Dat motief dat mij al langer fascineerde, laat ik dat maar meteen verklappen, was dat van de dubbelganger. Wat, als er iemand op deze aarde rondloopt die net zo is als ik? Ben ik dan nog wie ik ben? En wat, meer concreet, als iemand naar mij verlangt omdat ik hem of haar zo aan een ander doe denken, of omdat ik zijn of haar ’type’ ben? Ben ik dan nog iemand?
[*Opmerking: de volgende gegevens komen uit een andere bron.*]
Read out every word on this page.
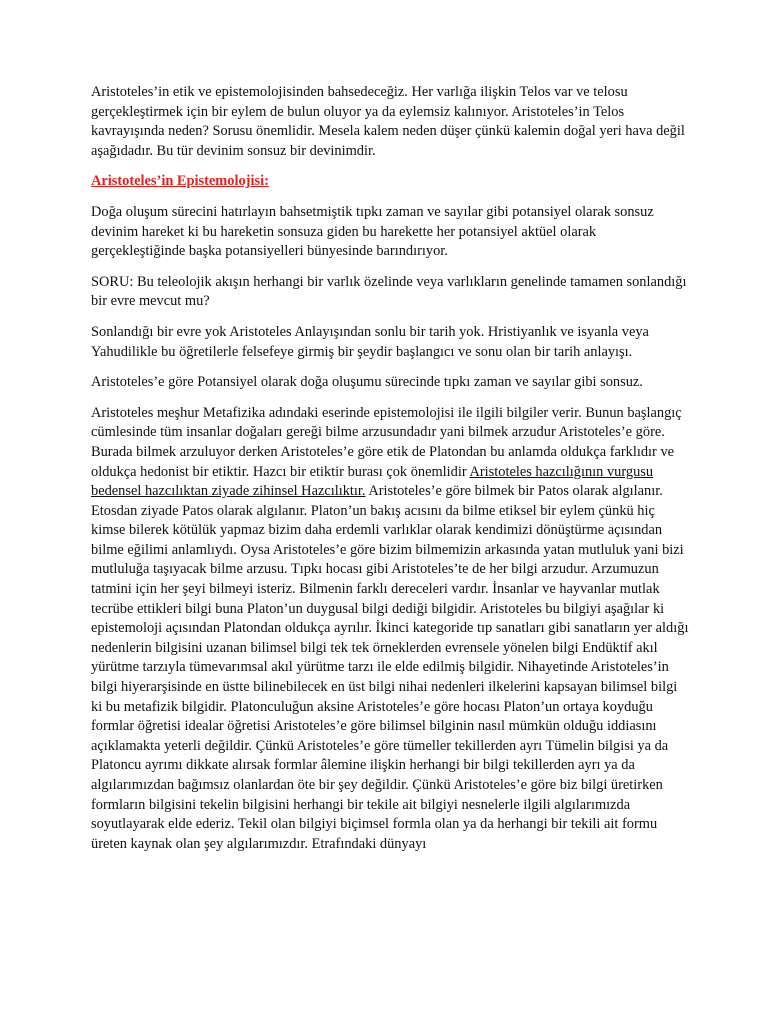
Aristoteles’in etik ve epistemolojisinden bahsedeceğiz. Her varlığa ilişkin Telos var ve telosu gerçekleştirmek için bir eylem de bulun oluyor ya da eylemsiz kalınıyor. Aristoteles’in Telos kavrayışında neden? Sorusu önemlidir. Mesela kalem neden düşer çünkü kalemin doğal yeri hava değil aşağıdadır. Bu tür devinim sonsuz bir devinimdir.

Aristoteles’in Epistemolojisi:

Doğa oluşum sürecini hatırlayın bahsetmiştik tıpkı zaman ve sayılar gibi potansiyel olarak sonsuz devinim hareket ki bu hareketin sonsuza giden bu harekette her potansiyel aktüel olarak gerçekleştiğinde başka potansiyelleri bünyesinde barındırıyor.

SORU: Bu teleolojik akışın herhangi bir varlık özelinde veya varlıkların genelinde tamamen sonlandığı bir evre mevcut mu?

Sonlandığı bir evre yok Aristoteles Anlayışından sonlu bir tarih yok. Hristiyanlık ve isyanla veya Yahudilikle bu öğretilerle felsefeye girmiş bir şeydir başlangıcı ve sonu olan bir tarih anlayışı.

Aristoteles’e göre Potansiyel olarak doğa oluşumu sürecinde tıpkı zaman ve sayılar gibi sonsuz.

Aristoteles meşhur Metafizika adındaki eserinde epistemolojisi ile ilgili bilgiler verir. Bunun başlangıç cümlesinde tüm insanlar doğaları gereği bilme arzusundadır yani bilmek arzudur Aristoteles’e göre. Burada bilmek arzuluyor derken Aristoteles’e göre etik de Platondan bu anlamda oldukça farklıdır ve oldukça hedonist bir etiktir. Hazcı bir etiktir burası çok önemlidir Aristoteles hazcılığının vurgusu bedensel hazcılıktan ziyade zihinsel Hazcılıktır. Aristoteles’e göre bilmek bir Patos olarak algılanır. Etosdan ziyade Patos olarak algılanır. Platon’un bakış acısını da bilme etiksel bir eylem çünkü hiç kimse bilerek kötülük yapmaz bizim daha erdemli varlıklar olarak kendimizi dönüştürme açısından bilme eğilimi anlamlıydı. Oysa Aristoteles’e göre bizim bilmemizin arkasında yatan mutluluk yani bizi mutluluğa taşıyacak bilme arzusu. Tıpkı hocası gibi Aristoteles’te de her bilgi arzudur. Arzumuzun tatmini için her şeyi bilmeyi isteriz. Bilmenin farklı dereceleri vardır. İnsanlar ve hayvanlar mutlak tecrübe ettikleri bilgi buna Platon’un duygusal bilgi dediği bilgidir. Aristoteles bu bilgiyi aşağılar ki epistemoloji açısından Platondan oldukça ayrılır. İkinci kategoride tıp sanatları gibi sanatların yer aldığı nedenlerin bilgisini uzanan bilimsel bilgi tek tek örneklerden evrensele yönelen bilgi Endüktif akıl yürütme tarzıyla tümevarımsal akıl yürütme tarzı ile elde edilmiş bilgidir. Nihayetinde Aristoteles’in bilgi hiyerarşisinde en üstte bilinebilecek en üst bilgi nihai nedenleri ilkelerini kapsayan bilimsel bilgi ki bu metafizik bilgidir. Platonculuğun aksine Aristoteles’e göre hocası Platon’un ortaya koyduğu formlar öğretisi idealar öğretisi Aristoteles’e göre bilimsel bilginin nasıl mümkün olduğu iddiasını açıklamakta yeterli değildir. Çünkü Aristoteles’e göre tümeller tekillerden ayrı Tümelin bilgisi ya da Platoncu ayrımı dikkate alırsak formlar âlemine ilişkin herhangi bir bilgi tekillerden ayrı ya da algılarımızdan bağımsız olanlardan öte bir şey değildir. Çünkü Aristoteles’e göre biz bilgi üretirken formların bilgisini tekelin bilgisini herhangi bir tekile ait bilgiyi nesnelerle ilgili algılarımızda soyutlayarak elde ederiz. Tekil olan bilgiyi biçimsel formla olan ya da herhangi bir tekili ait formu üreten kaynak olan şey algılarımızdır. Etrafındaki dünyayı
Hoe kwam ik op dat motief? Dat is een lang verhaal. Maar ik zal het kort houden. Toen ik
in de jaren negentig als literatuurredacteur bij NRC Handelsblad werkte, had ik bedacht om na een paar ‘Vlaamse nummers’ ook eens een heel nummer van CS Literair aan Waalse Literatuur te wijden. Ik vroeg stukken daarover aan Benno Barnard en Geert van Istendael, en ook aan onze correspondent in Brussel, de latere hoofdredacteur Folkert Jensma. Maar om goed voorbereid te zijn bezocht ik eerst de bakermat van de Belgische francofonie: de Foire des Livres in Brussel. Na afloop van die Beurs sprak ik nog even met twee aardige Brusselse dames die ik kende, en die mij misschien nog wat achtergronden voor ons nummer konden geven: een vertaalster die de Waalse literatuur goed bijhield en de chef van de Weekendbijlage van de Waalse krant Le Soir, met wie ik sprak over de positie van het Frans in België.
Die twee gesprekken liepen echter nogal vreemd uit de hand, omdat de beide dames mij, behalve over Wallonië, ook veel over hun privé-leven
vertelden. Het vreemde daaraan was dat er in beide gevallen één keer een grote, hartverscheurende liefde was geweest voor mannen, en nu komt het, van wie ik al snel het idee kreeg dat ze één en dezelfde man waren.
Ik was moe van een dag op de beurs, en het leek wel of ik hallucineerde. Ik zat ’s avonds laat op een terras in de Brusselse Galerij met een charmante Waalse collega te eten, en kreeg in geuren en kleuren een hoogstpersoonlijke liefdesgeschiedenis te horen, die ik… een paar uur eerder al net zo van een ander had gehoord.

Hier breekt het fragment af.